Are you sure? Bureaucratic record keeping is almost the most inherently computerizable, networkable, software-automatible task I can imagine, and as it happens we have been making some incredible strides in computers, networking, and software for the past few decades...
The advances in queuing people efficiently are not a product of advancements in software or hardware. In other words, I think of the insights that led to the creation of Disney's Fastpass as social science advancements.
The powers of instrumental rationality in the context of rapid technological progress and the inability/unwillingness of irrational people to listen to rational arguments strongly suggest the following scenario:
After realizing that turning a significant portion of the general population into rationalists would take much more time and resources than simply taking over the world, rationalists will create a global corporation with the goal of saving the humankind from the clutches of zero- and negative-sum status games.
Shortly afterwards, the Rational Megacorp will indeed take over the world and the people will get good government for the first time in the history of the human race (and will live happily ever after).
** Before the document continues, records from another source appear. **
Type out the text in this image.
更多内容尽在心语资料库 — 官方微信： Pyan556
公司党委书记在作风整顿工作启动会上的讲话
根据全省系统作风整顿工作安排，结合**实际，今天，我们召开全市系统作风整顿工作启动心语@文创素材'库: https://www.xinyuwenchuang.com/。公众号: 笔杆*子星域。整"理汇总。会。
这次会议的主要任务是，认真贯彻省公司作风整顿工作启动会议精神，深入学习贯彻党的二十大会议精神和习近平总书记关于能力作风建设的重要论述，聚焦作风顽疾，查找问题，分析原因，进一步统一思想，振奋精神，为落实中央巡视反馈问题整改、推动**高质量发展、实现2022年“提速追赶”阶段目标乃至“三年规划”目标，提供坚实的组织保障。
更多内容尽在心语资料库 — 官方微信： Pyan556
I find it very unlikely that this will happen, mostly due to a lack of sufficiently effective rationalists with an interest in taking over the world directly and the moral fiber to provide good government once they do so. But I think it would be awesome.
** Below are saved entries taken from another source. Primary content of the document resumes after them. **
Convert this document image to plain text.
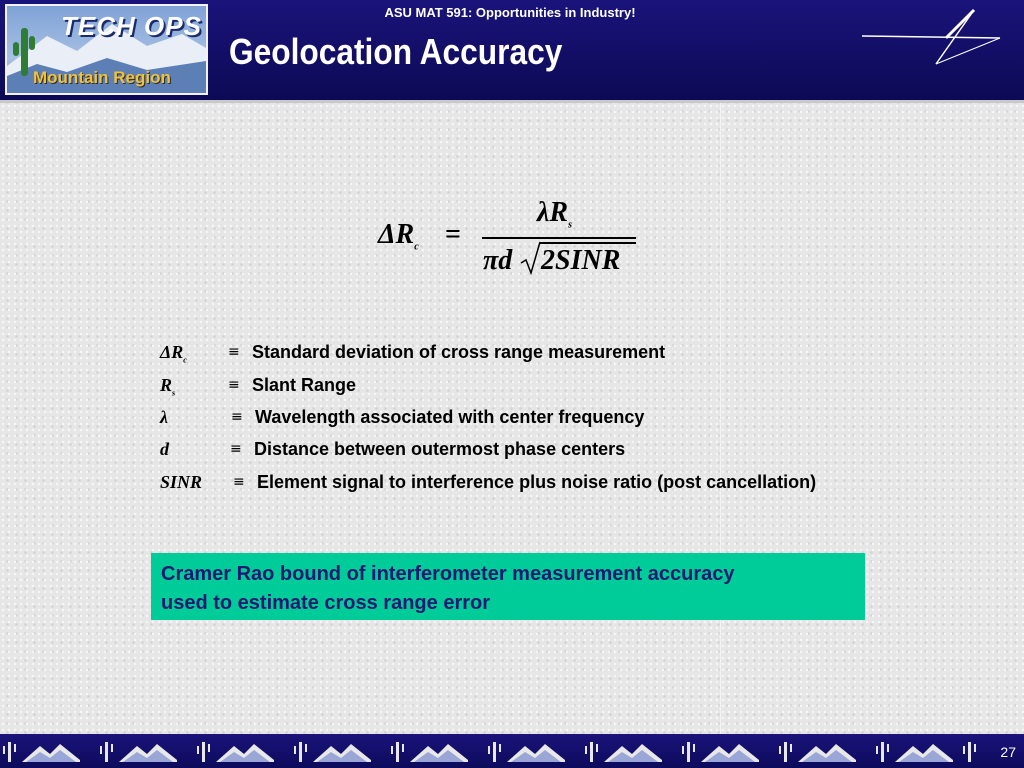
TECH OPS
Mountain Region
ASU MAT 591: Opportunities in Industry!
Geolocation Accuracy
$\Delta R_c$ =
$\lambda R_s$
πd 2SINR
$\Delta R_c$
≡ Standard deviation of cross range measurement
$R_s$
≡ Slant Range
λ	≡ Wavelength associated with center frequency
d	≡ Distance between outermost phase centers
SINR ≡ Element signal to interference plus noise ratio (post cancellation)
Cramer Rao bound of interferometer measurement accuracy
used to estimate cross range error
27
This sounds remarkably like my dream. But I figured that we'd take over some of the world, institute mandatory rationality training in that part, use our Nation of Rationalists to take over the rest of the world, and then go out and start colonizing space.
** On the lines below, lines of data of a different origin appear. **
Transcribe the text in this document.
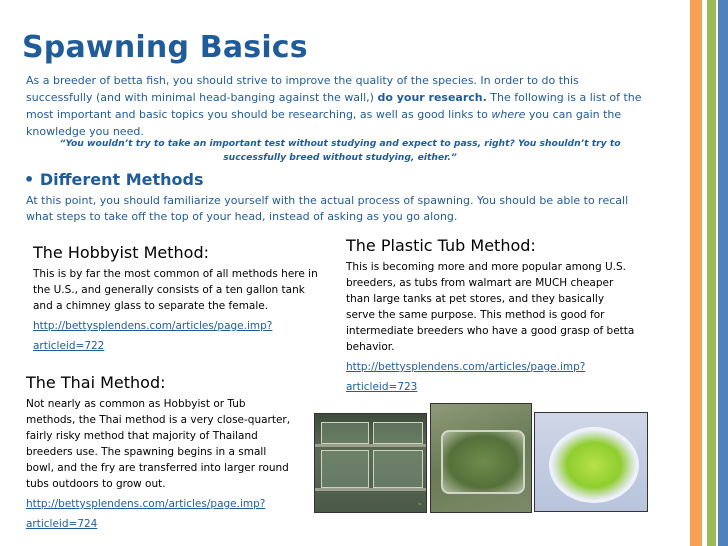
Spawning Basics
As a breeder of betta fish, you should strive to improve the quality of the species. In order to do this successfully (and with minimal head-banging against the wall,) do your research. The following is a list of the most important and basic topics you should be researching, as well as good links to where you can gain the knowledge you need.
“You wouldn’t try to take an important test without studying and expect to pass, right? You shouldn’t try to successfully breed without studying, either.”
• Different Methods
At this point, you should familiarize yourself with the actual process of spawning. You should be able to recall what steps to take off the top of your head, instead of asking as you go along.
The Hobbyist Method:
This is by far the most common of all methods here in the U.S., and generally consists of a ten gallon tank and a chimney glass to separate the female.
http://bettysplendens.com/articles/page.imp?articleid=722
The Plastic Tub Method:
This is becoming more and more popular among U.S. breeders, as tubs from walmart are MUCH cheaper than large tanks at pet stores, and they basically serve the same purpose. This method is good for intermediate breeders who have a good grasp of betta behavior.
http://bettysplendens.com/articles/page.imp?articleid=723
The Thai Method:
Not nearly as common as Hobbyist or Tub methods, the Thai method is a very close-quarter, fairly risky method that majority of Thailand breeders use. The spawning begins in a small bowl, and the fry are transferred into larger round tubs outdoors to grow out.
http://bettysplendens.com/articles/page.imp?articleid=724
~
Interesting question... I'm sure with our BrainPals™ (as seen in John Scalzi's Old Man's War series) we can better quantify alternatives, as well as take more data into consideration. So, if someone on the street asks you for something, you "intuitively" sense that there's a 12% chance he wants to mug you, based on certain parameters. Of course, that's just improved applications of a known method.
Taking a step back, it's also interesting to see what will happen to rationalism in the general population -- are we becoming more rational over time? Or is it just something for a small group? I think that today the methods of rationality are at least available to more people (some of the smartest people in previous ages could have made good use of that!), but that doesn't mean humanity as a whole gets more rational.
If some specific projects (...Rationality Curriculum) become a success, rationality will be much more widespread and, as a result, much less defined.
And 50 years is a bit too much for any notable concentrations of probability.
One of the standard methods of science-fiction world-building is to take a current trend and extrapolate it into the future, and see what comes out. One trend I've observed is that over the last century or so, people have kept coming up with clever new ways to find answers to important questions - that is, developing new methods of rationality.
So, given what we do currently know about the overall shape of such methods, from Godel's Incompleteness Theory to Kolmogorov Complexity to the various ways to get around Prisoner's Dilemmas... Then, at least in a general science-fictional world-building sense, what might we be able to guess or say about what rationalists will be like in, oh, 50-100 years?